Looking at the longer term, by turning the dial up to the maximum 1 year, the top five are all in the 80s and 90s, apart from number 1 which, rather intriguingly, is listed as “unknown” – they know it’s the biggest, but can’t say why.
All this top five also list the % of the total AS scanned as “unknown”. Not much for those real science-y people to play with here unfortunately.
So what’s the use of it all?
Well, the actual data on whether or not your site is listed is made available to site admins, which is helpful, but there’s nothing new here. The main value of this new regular report, it would seem, is to highlight potentially dodgy providers.

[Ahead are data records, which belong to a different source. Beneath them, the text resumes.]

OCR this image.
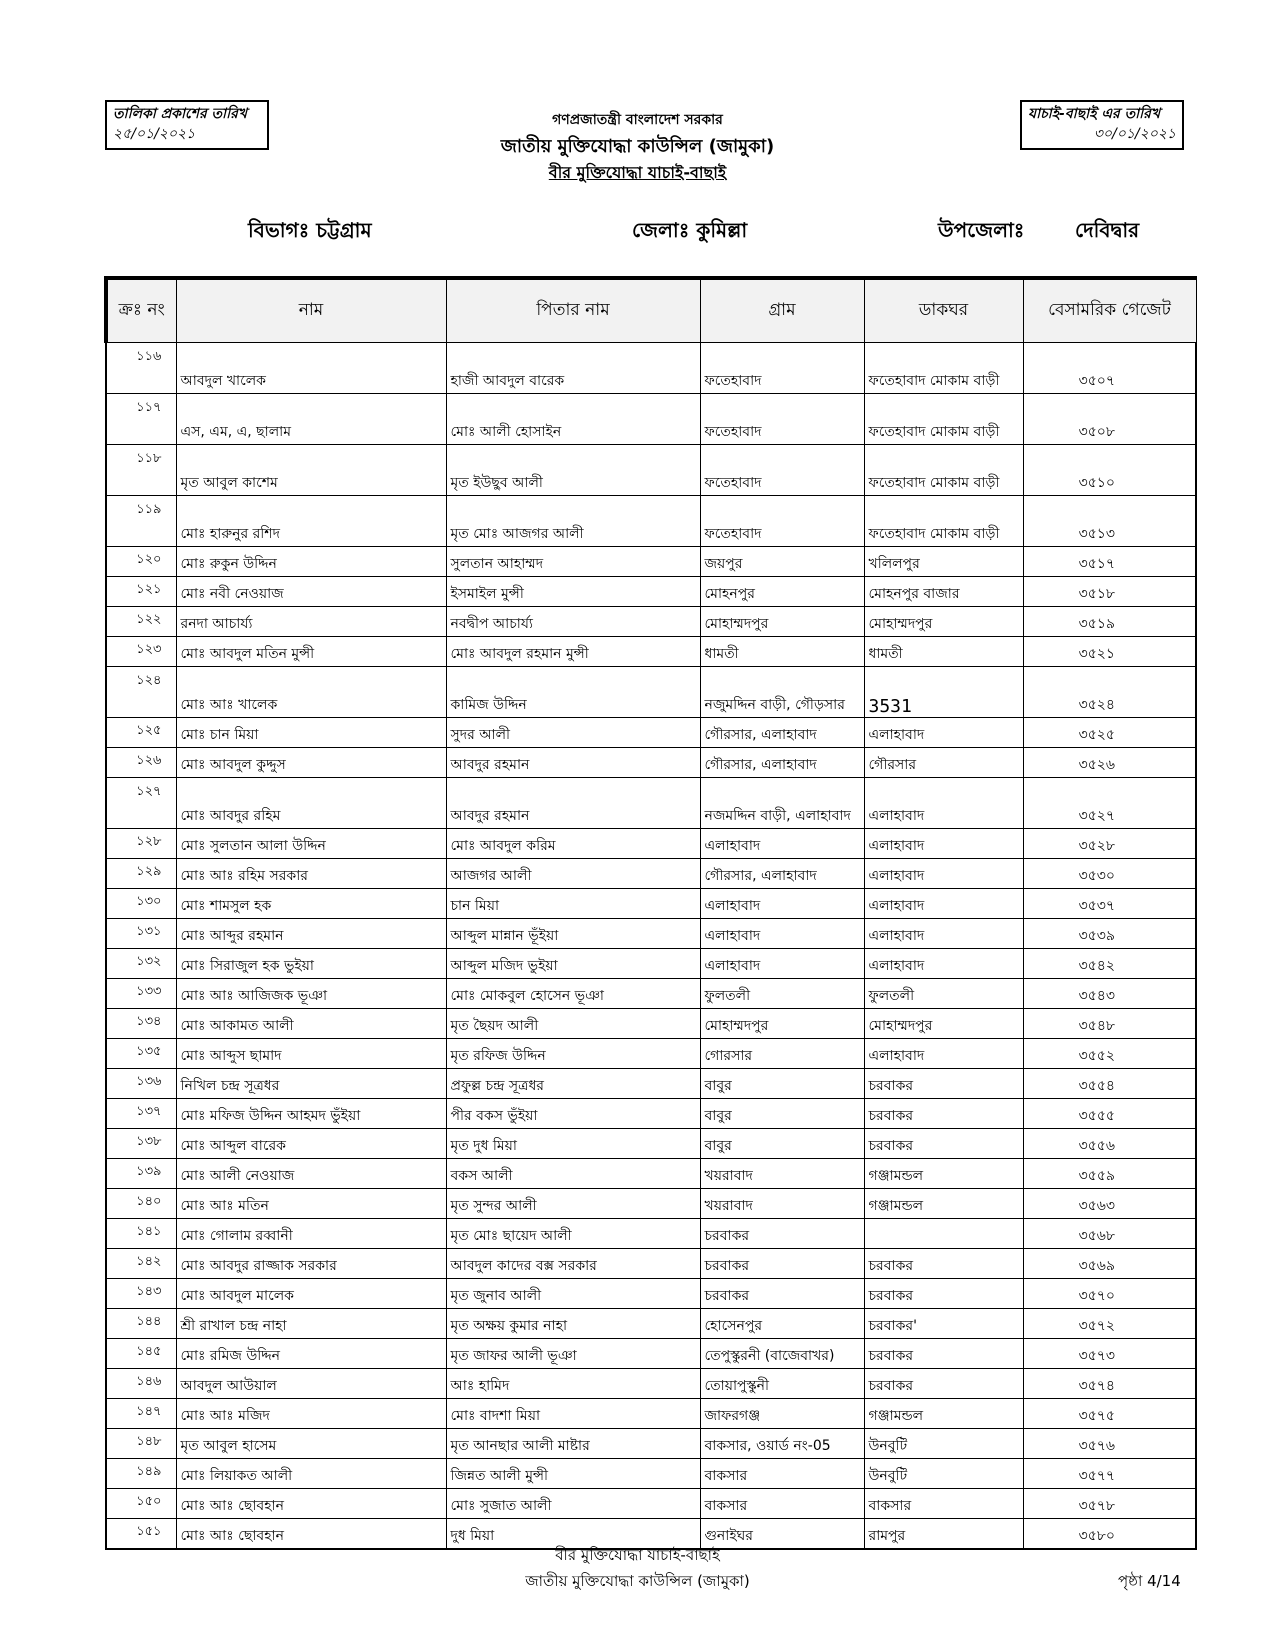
তালিকা প্রকাশের তারিখ
২৫/০১/২০২১
যাচাই-বাছাই এর তারিখ
৩০/০১/২০২১
গণপ্রজাতন্ত্রী বাংলাদেশ সরকার
জাতীয় মুক্তিযোদ্ধা কাউন্সিল (জামুকা)
বীর মুক্তিযোদ্ধা যাচাই-বাছাই
বিভাগঃ চট্টগ্রাম	জেলাঃ কুমিল্লা	উপজেলাঃ	দেবিদ্বার
ক্রঃ নং	নাম	পিতার নাম	গ্রাম	ডাকঘর	বেসামরিক গেজেট
১১৬	আবদুল খালেক	হাজী আবদুল বারেক	ফতেহাবাদ	ফতেহাবাদ মোকাম বাড়ী	৩৫০৭
১১৭	এস, এম, এ, ছালাম	মোঃ আলী হোসাইন	ফতেহাবাদ	ফতেহাবাদ মোকাম বাড়ী	৩৫০৮
১১৮	মৃত আবুল কাশেম	মৃত ইউছুব আলী	ফতেহাবাদ	ফতেহাবাদ মোকাম বাড়ী	৩৫১০
১১৯	মোঃ হারুনুর রশিদ	মৃত মোঃ আজগর আলী	ফতেহাবাদ	ফতেহাবাদ মোকাম বাড়ী	৩৫১৩
১২০	মোঃ রুকুন উদ্দিন	সুলতান আহাম্মদ	জয়পুর	খলিলপুর	৩৫১৭
১২১	মোঃ নবী নেওয়াজ	ইসমাইল মুন্সী	মোহনপুর	মোহনপুর বাজার	৩৫১৮
১২২	রনদা আচার্য্য	নবদ্বীপ আচার্য্য	মোহাম্মদপুর	মোহাম্মদপুর	৩৫১৯
১২৩	মোঃ আবদুল মতিন মুন্সী	মোঃ আবদুল রহমান মুন্সী	ধামতী	ধামতী	৩৫২১
১২৪	মোঃ আঃ খালেক	কামিজ উদ্দিন	নজুমদ্দিন বাড়ী, গৌড়সার	3531	৩৫২৪
১২৫	মোঃ চান মিয়া	সুদর আলী	গৌরসার, এলাহাবাদ	এলাহাবাদ	৩৫২৫
১২৬	মোঃ আবদুল কুদ্দুস	আবদুর রহমান	গৌরসার, এলাহাবাদ	গৌরসার	৩৫২৬
১২৭	মোঃ আবদুর রহিম	আবদুর রহমান	নজমদ্দিন বাড়ী, এলাহাবাদ	এলাহাবাদ	৩৫২৭
১২৮	মোঃ সুলতান আলা উদ্দিন	মোঃ আবদুল করিম	এলাহাবাদ	এলাহাবাদ	৩৫২৮
১২৯	মোঃ আঃ রহিম সরকার	আজগর আলী	গৌরসার, এলাহাবাদ	এলাহাবাদ	৩৫৩০
১৩০	মোঃ শামসুল হক	চান মিয়া	এলাহাবাদ	এলাহাবাদ	৩৫৩৭
১৩১	মোঃ আব্দুর রহমান	আব্দুল মান্নান ভূঁইয়া	এলাহাবাদ	এলাহাবাদ	৩৫৩৯
১৩২	মোঃ সিরাজুল হক ভুইয়া	আব্দুল মজিদ ভুইয়া	এলাহাবাদ	এলাহাবাদ	৩৫৪২
১৩৩	মোঃ আঃ আজিজক ভূঞা	মোঃ মোকবুল হোসেন ভূঞা	ফুলতলী	ফুলতলী	৩৫৪৩
১৩৪	মোঃ আকামত আলী	মৃত ছৈয়দ আলী	মোহাম্মদপুর	মোহাম্মদপুর	৩৫৪৮
১৩৫	মোঃ আব্দুস ছামাদ	মৃত রফিজ উদ্দিন	গোরসার	এলাহাবাদ	৩৫৫২
১৩৬	নিখিল চন্দ্র সূত্রধর	প্রফুল্ল চন্দ্র সূত্রধর	বাবুর	চরবাকর	৩৫৫৪
১৩৭	মোঃ মফিজ উদ্দিন আহমদ ভুঁইয়া	পীর বকস ভুঁইয়া	বাবুর	চরবাকর	৩৫৫৫
১৩৮	মোঃ আব্দুল বারেক	মৃত দুধ মিয়া	বাবুর	চরবাকর	৩৫৫৬
১৩৯	মোঃ আলী নেওয়াজ	বকস আলী	খয়রাবাদ	গঞ্জামন্ডল	৩৫৫৯
১৪০	মোঃ আঃ মতিন	মৃত সুন্দর আলী	খয়রাবাদ	গঞ্জামন্ডল	৩৫৬৩
১৪১	মোঃ গোলাম রব্বানী	মৃত মোঃ ছায়েদ আলী	চরবাকর		৩৫৬৮
১৪২	মোঃ আবদুর রাজ্জাক সরকার	আবদুল কাদের বক্স সরকার	চরবাকর	চরবাকর	৩৫৬৯
১৪৩	মোঃ আবদুল মালেক	মৃত জুনাব আলী	চরবাকর	চরবাকর	৩৫৭০
১৪৪	শ্রী রাখাল চন্দ্র নাহা	মৃত অক্ষয় কুমার নাহা	হোসেনপুর	চরবাকর'	৩৫৭২
১৪৫	মোঃ রমিজ উদ্দিন	মৃত জাফর আলী ভূঞা	তেপুস্কুরনী (বাজেবাখর)	চরবাকর	৩৫৭৩
১৪৬	আবদুল আউয়াল	আঃ হামিদ	তোয়াপুস্কুনী	চরবাকর	৩৫৭৪
১৪৭	মোঃ আঃ মজিদ	মোঃ বাদশা মিয়া	জাফরগঞ্জ	গঞ্জামন্ডল	৩৫৭৫
১৪৮	মৃত আবুল হাসেম	মৃত আনছার আলী মাষ্টার	বাকসার, ওয়ার্ড নং-05	উনবুটি	৩৫৭৬
১৪৯	মোঃ লিয়াকত আলী	জিন্নত আলী মুন্সী	বাকসার	উনবুটি	৩৫৭৭
১৫০	মোঃ আঃ ছোবহান	মোঃ সুজাত আলী	বাকসার	বাকসার	৩৫৭৮
১৫১	মোঃ আঃ ছোবহান	দুধ মিয়া	গুনাইঘর	রামপুর	৩৫৮০
বীর মুক্তিযোদ্ধা যাচাই-বাছাই
জাতীয় মুক্তিযোদ্ধা কাউন্সিল (জামুকা)	পৃষ্ঠা 4/14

So, if you’re running a website and your provider comes high up in one of these lists, get in touch with them. Ask them, hey, what’s up, are you some sort of haven for crooks, or just incompetent?
If they really are dirty, you might just get them to clean up their act. If not, you’ll at least be helping keep them on their toes.
And if you’ve somehow got your mum’s flower arranging club website registered with a Russian ‘bulletproof’ provider, then maybe this should give you fair warning it’s time to move it on.